THREE: Allow the mixer to bring the dough together until all the flour has been incorporated. You may have to scrape the bowl a time or two and you may have to increase the speed a bit if the motor sounds like it's struggling. Add the remaining 2 cups of flour half a cup at a time. The dough should start to form a ball and the sides of the bowl should be relatively clean.

FOUR: Finish the kneading by hand. Turn the dough out on to a lightly floured surface and knead it for 6 to 8 minutes. If the dough is sticking to your work surface, add another tablespoon or so of flour. Be careful to not add too much flour as this can dry out your dough. Remember that it is okay if the dough is sticky, you just don't want it to stick!

On the left is the dough just as I tipped it out of the bowl, and the right is
after I kneaded it for 8 minutes. Note how there isn't any flour
on my work surface after I kneaded.

FIVE: Let the dough rest while you wash your bowl, dry it well and grease it. Place the dough in the prepared bowl and cover it with a clean towel. Let it rise in a warm spot (the top of your running clothes dryer is a great location!). Let the dough rise for 1 hour.
The dough before and after the 60 minute rise.

SIX: During the last few minutes that the dough is rising and prepare your loaf pans by greasing them well. (Don't tell Briony but I started using shortening a while ago and I haven't had a loaf stick since. For me, it works better than olive oil spray, butter, parchment paper or any other thing I've tried. Briony would use coconut oil.)

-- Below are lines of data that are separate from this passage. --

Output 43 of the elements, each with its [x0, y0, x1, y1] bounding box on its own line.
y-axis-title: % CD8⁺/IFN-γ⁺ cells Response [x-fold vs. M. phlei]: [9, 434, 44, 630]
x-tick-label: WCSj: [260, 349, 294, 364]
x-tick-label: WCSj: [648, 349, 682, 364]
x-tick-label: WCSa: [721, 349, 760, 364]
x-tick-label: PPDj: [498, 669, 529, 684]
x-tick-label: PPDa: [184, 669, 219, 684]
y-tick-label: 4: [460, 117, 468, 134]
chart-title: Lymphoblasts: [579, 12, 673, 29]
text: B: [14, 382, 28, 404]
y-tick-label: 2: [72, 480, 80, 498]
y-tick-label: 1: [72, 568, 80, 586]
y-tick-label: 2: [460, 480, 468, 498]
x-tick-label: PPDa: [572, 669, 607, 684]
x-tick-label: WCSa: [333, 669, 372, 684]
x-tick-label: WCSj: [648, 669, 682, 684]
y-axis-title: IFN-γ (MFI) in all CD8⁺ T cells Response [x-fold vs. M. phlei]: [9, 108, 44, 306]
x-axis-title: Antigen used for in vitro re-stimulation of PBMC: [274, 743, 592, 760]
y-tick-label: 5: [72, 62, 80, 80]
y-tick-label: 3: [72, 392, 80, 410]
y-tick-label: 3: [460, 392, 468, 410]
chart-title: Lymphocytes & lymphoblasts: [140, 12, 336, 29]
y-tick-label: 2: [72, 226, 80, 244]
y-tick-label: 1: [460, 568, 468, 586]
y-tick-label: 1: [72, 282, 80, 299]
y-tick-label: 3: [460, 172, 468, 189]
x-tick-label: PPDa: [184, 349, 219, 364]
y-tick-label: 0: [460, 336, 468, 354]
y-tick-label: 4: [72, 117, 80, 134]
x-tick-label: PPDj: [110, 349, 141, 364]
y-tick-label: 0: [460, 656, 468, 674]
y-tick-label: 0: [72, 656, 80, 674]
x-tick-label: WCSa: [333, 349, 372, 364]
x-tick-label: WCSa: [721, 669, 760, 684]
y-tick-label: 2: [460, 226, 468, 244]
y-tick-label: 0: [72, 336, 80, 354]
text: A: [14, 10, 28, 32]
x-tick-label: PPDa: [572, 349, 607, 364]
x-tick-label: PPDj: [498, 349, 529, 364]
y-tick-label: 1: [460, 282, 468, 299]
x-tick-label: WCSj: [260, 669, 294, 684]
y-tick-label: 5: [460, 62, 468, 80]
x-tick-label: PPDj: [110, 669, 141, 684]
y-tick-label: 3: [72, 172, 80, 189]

SEVEN: Turn the dough out of the bowl and flatten it a bit to push out some of the air bubbles. Knead it for about 30 seconds and then shape it into a loaf. Drop the dough into your prepared loaf pan and let it sit for a few minutes. This short rest will allow the dough to relax so you can manipulate better. Push the dough down so it is flat and the edges touch the edges of the pan. Let the dough rise again for 45 minutes (or up to an hour if you need). During the last few minutes of rising, preheat the oven to 350 degrees F.


On the left is the shaped dough, and on the right you can see
I flattened it and pushed it towards the edges of the pan.

After the second rise

EIGHT: Bake the loaves for 30 minutes or until you can insert a toothpick and have it come out without any dough bits on it. Let the loaves rest in the pan for a few minutes and then remove them from the pans and let them finish cooling on a wire rack.

Posted by Barb! :)

NUTRITION INFO:

Per slice - 126 Calories (23 Calories from Fat), 2.5g Fat, 1mg Cholesterol, 172 mg Sodium, 21.5g Total Carbohydrates, 1g Dietary Fiber, 5g Sugars, 4g Protein, 0% DV Vitamin A, 0% DV Vitamin C, 6% DV Calcium, 6% DV Iron

:)

1 comment:

  1. Hi Briony/Barb! I just made this recipe for the first time and have a couple of questions. First, if I wanted to use honey, at what point would I add it in? After the dry ingredients mix, but before adding the yeast? I used honey to proof my yeast, but then wasn't sure when to add the rest to the batter, so I just used sucanat instead. Also, my loaves didn't come out very high. They'd make a sandwich for my 2-year-old, but my husband won't be using it. I split the dough into two loaves - would it have been better to have just made one loaf? I saw Barb mentioned using gluten in her commentary, but it wasn't mentioned in the recipe. Would that help, and if so, at what point would I add it? This is the first time I've ever made bread and I don't have a breadmaker, so I'm winging it here. :) Thanks ladies!